One day when the gods were walking they found two tree trunks. They transformed them into the shape of humans. Odin gave them life, Vili gave them mind and Ve gave them the ability to hear, see, and speak. The gods named them Ask and Embla and built the kingdom of Middle-earth for them and to keep the giants out the gods placed a gigantic fence made of Ymirs eye-lashes around Middle-earth.
The völva goes on to describe Yggdrasil and the three norns (female symbols of inexorable fate; their names – Urðr (Urd), Verðandandi (Verdandi), and Skuld – indicate the past, present, and future), who spin the threads of fate beneath it.
Norse Mythology is generally darker, but it impacts your life 4 out of the 7 days of the week if you live in the English speaking world.
Courtesy of Wikipedia:
- Tuesday: The name Tuesday comes from the Old English Tiwesdæg (pronounced [ti.wes.dæg] or [ti.wes.dæj], meaning “Tyr’s day.” Tyr (in Old English, Tiw, Tew or Tiu) was a god of combat and heroic glory in Norse mythology and Germanic paganism.

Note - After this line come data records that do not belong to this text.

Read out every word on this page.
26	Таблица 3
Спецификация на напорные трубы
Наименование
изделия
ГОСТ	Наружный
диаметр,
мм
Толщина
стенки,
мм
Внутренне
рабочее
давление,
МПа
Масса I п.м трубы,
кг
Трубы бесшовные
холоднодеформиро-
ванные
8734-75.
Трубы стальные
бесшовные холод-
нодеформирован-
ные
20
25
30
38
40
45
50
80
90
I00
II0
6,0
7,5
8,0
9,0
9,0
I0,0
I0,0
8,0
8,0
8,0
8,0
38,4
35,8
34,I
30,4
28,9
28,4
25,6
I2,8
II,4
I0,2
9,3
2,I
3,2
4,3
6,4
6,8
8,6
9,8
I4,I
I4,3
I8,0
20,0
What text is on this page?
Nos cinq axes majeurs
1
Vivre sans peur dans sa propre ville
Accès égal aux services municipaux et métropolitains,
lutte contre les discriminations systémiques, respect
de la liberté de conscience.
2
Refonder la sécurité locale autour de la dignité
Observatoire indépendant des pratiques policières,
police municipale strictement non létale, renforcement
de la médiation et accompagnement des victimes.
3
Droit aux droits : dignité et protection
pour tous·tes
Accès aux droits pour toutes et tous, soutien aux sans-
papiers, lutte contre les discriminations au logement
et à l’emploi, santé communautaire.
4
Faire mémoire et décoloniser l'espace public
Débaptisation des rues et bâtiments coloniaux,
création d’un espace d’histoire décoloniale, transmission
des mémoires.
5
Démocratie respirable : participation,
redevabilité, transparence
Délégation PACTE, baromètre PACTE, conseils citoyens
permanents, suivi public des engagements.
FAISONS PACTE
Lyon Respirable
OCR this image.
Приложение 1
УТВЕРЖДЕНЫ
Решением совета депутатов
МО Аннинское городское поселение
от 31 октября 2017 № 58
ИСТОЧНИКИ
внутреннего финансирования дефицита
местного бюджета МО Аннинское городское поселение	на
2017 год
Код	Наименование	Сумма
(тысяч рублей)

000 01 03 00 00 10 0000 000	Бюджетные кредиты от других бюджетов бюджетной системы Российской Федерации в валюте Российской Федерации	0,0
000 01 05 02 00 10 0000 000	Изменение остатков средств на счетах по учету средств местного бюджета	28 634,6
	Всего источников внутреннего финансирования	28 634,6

- Wednesday: The name Wednesday comes from the Old English Wōdnesdæg (pronounced [woːd.nes.dæg] or [woːd.nes.dæj) meaning the day of the Germanic god Woden (Wodan), more commonly known as Odin, who was the highest god in Norse mythology, and a prominent god of the Anglo-Saxons (and other places) in England until about the seventh century. In Old Norse myth, Odin, is associated with poetic and musical inspiration.
- Thursday: The name Thursday comes from the Old English Þūnresdæg (pronounced [θuːn.res.dæg] or [θuːn.res.dæj]), meaning the day of Þunor, commonly known in Modern English as Thor, the god of thunder in Norse Mythology and Germanic Paganism.
- Friday: The name Friday comes from the Old English Frigedæg (pronounced [fri.je.dæg] or [fri.je.dæj]), meaning the day of Frige, the Germanic goddess of beauty, who is a later incarnation of the Norse goddess Frigg, but also potentially connected to the Goddess Freyja.
Of note in this story is the symbols of fire and water in the creation of the world, Fates that weave our destiny, a pantheon of gods with specific roles in the creation of the world and specific roles in interacting with the human race, and a flood to cleans the world.
On this “Woden’s” Day I hope you enjoy this story.